A federal judge on Wednesday ruled for the Metropolitan Museum of Art to retain Pablo Picasso's painting "The Actor." A descendant of a German couple who fled the Nazis and sold the Picasso to finance an escape from World War II Europe, claimed the painting should be returned to her, or its $100 million value was due to her.

Laurel Zuckerman, the grand-niece of Alice and Paul Leffmann, sued the Met for the work with the claim that it was sold under duress during the Nazi era. The Leffmanns had owned “The Actor” from 1912, sent the work to a friend in Switzerland to keep it from the Nazis, and then fled to Italy themselves. During the rise of Italian fascism, the Leffmanns sold the work to an art dealer in 1938 for U.S. $12,000 to fund an escape to Switzerland and Brazil. The work was then sold to the Chrysler family who donated it to the Met.

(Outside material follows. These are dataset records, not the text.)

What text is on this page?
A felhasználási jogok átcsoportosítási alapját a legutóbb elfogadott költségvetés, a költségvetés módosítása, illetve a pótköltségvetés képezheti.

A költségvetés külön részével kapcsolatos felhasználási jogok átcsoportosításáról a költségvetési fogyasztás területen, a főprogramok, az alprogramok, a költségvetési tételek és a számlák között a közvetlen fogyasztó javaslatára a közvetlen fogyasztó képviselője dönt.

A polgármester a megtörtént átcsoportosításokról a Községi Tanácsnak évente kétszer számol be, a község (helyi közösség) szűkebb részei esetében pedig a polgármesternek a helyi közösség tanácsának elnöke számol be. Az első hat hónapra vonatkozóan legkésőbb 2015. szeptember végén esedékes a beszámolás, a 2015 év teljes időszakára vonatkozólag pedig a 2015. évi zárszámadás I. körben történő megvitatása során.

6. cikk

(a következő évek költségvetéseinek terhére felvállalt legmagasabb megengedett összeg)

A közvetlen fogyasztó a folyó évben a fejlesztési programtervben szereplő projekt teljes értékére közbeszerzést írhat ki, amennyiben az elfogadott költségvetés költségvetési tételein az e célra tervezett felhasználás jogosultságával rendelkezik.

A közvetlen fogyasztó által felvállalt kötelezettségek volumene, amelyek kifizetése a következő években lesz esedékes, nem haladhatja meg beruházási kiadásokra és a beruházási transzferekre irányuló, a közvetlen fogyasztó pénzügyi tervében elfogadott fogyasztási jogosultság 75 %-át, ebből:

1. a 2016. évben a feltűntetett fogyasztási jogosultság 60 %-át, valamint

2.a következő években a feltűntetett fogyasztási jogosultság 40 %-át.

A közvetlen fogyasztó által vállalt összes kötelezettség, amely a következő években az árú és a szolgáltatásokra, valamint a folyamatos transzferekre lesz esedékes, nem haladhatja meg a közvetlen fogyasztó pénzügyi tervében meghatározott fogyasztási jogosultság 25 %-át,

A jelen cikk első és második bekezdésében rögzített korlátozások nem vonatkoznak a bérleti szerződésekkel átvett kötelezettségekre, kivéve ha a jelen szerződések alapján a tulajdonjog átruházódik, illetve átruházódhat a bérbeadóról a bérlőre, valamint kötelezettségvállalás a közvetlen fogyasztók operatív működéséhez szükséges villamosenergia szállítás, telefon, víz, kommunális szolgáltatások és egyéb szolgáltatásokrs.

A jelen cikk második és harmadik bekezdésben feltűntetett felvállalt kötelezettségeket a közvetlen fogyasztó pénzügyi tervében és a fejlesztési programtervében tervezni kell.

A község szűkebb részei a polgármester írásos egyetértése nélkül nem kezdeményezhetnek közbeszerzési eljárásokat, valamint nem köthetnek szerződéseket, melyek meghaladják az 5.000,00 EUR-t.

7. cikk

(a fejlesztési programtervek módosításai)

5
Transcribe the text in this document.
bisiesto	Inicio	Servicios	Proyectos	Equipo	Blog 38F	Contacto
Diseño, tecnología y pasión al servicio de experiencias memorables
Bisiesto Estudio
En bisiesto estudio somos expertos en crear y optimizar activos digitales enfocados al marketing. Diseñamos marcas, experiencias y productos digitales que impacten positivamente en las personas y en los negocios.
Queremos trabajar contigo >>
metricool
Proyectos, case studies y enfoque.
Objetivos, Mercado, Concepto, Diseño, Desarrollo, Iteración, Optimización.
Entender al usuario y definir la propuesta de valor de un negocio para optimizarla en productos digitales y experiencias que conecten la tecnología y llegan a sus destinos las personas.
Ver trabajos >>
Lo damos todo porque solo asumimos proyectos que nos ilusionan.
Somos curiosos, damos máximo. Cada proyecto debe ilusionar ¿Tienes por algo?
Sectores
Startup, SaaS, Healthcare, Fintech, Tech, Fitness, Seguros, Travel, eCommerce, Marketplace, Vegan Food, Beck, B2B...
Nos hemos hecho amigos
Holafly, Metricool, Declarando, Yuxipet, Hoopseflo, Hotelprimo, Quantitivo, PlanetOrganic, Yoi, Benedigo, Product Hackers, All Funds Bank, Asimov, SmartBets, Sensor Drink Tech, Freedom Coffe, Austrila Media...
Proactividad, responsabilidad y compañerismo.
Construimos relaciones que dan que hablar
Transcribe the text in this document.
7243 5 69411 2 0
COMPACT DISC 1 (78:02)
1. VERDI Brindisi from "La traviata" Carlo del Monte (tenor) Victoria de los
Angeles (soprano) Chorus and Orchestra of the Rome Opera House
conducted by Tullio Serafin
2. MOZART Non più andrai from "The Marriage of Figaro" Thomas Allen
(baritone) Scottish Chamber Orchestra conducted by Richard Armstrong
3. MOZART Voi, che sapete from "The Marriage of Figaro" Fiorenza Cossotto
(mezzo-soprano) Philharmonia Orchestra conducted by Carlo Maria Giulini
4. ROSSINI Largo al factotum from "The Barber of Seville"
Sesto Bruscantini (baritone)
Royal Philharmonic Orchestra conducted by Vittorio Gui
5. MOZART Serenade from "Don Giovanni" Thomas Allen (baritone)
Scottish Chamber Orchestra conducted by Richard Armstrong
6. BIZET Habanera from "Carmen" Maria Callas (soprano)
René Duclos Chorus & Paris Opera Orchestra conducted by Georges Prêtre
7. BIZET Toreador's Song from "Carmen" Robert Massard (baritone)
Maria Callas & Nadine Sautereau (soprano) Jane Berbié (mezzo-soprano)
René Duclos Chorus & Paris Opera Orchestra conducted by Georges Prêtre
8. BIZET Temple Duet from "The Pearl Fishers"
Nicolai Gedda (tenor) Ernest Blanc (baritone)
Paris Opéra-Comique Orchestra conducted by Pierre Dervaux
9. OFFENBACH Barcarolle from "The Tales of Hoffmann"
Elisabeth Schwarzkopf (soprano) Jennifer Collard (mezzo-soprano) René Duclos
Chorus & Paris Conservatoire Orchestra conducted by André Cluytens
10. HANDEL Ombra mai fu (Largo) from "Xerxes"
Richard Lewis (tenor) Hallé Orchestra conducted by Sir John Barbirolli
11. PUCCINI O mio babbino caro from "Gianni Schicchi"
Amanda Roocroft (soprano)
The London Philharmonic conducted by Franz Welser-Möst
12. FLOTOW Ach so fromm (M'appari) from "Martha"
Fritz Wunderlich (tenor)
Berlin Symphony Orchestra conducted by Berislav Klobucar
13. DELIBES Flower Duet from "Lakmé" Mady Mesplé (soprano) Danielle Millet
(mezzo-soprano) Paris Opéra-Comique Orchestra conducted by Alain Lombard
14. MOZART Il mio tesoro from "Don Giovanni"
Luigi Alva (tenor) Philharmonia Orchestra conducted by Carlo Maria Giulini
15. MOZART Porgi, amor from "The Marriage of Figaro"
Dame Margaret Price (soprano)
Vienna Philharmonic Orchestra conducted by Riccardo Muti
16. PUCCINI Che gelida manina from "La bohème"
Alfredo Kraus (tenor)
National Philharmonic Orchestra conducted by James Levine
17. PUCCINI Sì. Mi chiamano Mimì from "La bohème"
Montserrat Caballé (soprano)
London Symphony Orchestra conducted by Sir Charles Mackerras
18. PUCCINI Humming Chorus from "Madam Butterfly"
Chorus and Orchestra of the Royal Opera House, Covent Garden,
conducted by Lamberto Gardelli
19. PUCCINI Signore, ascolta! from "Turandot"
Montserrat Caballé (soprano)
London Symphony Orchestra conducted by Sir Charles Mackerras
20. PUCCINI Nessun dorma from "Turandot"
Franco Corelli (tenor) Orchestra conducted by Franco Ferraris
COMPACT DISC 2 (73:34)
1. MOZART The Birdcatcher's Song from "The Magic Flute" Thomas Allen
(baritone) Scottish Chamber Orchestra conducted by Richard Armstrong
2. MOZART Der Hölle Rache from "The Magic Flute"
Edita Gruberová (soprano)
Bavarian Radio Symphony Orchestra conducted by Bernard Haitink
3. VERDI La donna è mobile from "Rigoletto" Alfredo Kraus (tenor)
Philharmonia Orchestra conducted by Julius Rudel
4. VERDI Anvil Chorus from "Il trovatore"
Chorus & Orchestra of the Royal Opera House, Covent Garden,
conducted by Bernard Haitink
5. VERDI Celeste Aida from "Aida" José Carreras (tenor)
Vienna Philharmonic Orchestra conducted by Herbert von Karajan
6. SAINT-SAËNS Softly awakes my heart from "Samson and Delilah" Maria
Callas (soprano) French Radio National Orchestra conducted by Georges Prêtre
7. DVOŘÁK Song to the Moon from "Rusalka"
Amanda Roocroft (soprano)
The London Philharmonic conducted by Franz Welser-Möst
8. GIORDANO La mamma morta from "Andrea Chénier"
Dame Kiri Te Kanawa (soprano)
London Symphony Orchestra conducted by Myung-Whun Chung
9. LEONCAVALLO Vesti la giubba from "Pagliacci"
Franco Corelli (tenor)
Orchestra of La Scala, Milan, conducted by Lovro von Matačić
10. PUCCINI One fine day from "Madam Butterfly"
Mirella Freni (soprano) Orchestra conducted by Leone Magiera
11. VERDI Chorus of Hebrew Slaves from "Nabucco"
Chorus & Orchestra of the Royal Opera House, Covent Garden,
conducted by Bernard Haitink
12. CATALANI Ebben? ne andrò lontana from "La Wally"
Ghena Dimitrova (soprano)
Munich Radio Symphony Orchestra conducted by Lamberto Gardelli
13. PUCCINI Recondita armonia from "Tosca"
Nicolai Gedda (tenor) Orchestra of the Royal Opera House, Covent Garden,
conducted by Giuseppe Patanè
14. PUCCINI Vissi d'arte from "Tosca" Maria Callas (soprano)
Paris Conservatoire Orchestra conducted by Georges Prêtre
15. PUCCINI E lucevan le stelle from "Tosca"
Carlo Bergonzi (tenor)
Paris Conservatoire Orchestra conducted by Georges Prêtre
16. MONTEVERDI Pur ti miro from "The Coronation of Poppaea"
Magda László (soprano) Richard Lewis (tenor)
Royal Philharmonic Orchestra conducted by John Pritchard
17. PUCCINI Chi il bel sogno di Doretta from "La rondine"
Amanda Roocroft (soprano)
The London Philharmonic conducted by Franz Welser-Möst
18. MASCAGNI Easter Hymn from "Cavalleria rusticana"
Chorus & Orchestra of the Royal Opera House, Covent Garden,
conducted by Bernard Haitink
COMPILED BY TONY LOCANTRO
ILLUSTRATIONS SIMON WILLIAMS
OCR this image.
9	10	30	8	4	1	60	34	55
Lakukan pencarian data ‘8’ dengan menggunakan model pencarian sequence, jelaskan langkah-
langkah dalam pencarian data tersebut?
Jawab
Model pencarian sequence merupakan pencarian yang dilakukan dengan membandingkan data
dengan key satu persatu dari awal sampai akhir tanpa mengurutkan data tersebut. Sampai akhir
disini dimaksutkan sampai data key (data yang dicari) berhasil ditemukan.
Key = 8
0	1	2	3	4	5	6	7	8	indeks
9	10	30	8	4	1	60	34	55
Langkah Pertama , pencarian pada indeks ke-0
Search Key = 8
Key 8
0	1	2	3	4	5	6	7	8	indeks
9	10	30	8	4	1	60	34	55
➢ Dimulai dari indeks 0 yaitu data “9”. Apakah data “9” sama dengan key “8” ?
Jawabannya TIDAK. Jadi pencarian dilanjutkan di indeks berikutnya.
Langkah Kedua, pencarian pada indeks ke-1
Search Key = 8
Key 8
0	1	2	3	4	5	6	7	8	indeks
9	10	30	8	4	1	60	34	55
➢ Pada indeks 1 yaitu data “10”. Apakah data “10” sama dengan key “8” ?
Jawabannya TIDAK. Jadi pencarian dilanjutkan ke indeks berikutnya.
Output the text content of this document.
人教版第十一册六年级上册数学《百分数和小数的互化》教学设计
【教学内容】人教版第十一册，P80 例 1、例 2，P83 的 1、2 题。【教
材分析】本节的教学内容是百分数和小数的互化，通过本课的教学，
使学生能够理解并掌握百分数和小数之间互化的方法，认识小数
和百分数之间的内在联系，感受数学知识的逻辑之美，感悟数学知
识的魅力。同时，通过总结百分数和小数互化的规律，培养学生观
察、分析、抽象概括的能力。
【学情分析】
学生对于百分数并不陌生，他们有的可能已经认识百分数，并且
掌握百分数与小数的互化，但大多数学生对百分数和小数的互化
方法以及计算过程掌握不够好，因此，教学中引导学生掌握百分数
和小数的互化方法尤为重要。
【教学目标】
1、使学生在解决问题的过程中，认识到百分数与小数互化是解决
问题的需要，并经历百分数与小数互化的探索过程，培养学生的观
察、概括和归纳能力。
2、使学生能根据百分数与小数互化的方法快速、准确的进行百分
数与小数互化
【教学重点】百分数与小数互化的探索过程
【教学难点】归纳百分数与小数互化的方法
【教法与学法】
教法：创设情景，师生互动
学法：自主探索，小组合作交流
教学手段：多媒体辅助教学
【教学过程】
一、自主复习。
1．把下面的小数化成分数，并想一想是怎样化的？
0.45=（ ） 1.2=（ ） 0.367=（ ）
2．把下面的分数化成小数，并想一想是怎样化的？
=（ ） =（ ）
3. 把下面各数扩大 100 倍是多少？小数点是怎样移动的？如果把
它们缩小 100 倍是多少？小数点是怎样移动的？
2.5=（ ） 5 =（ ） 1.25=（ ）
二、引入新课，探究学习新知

The judge dismissed the case due to a lack of evidence in the painting's sale resulting from "duress under the standards of New York law or Italian law," as the 1938 transaction “occurred between private individuals, not at the command of the Fascist or Nazi governments.”

“Although the Leffmanns felt economic pressure during the undeniably horrific circumstances of the Nazi and Fascist regimes, that pressure, when not caused by the counterparties to the transaction (or the defendant) where the duress is alleged, is insufficient to prove duress with respect to the transaction,” said Judge Loretta Preska.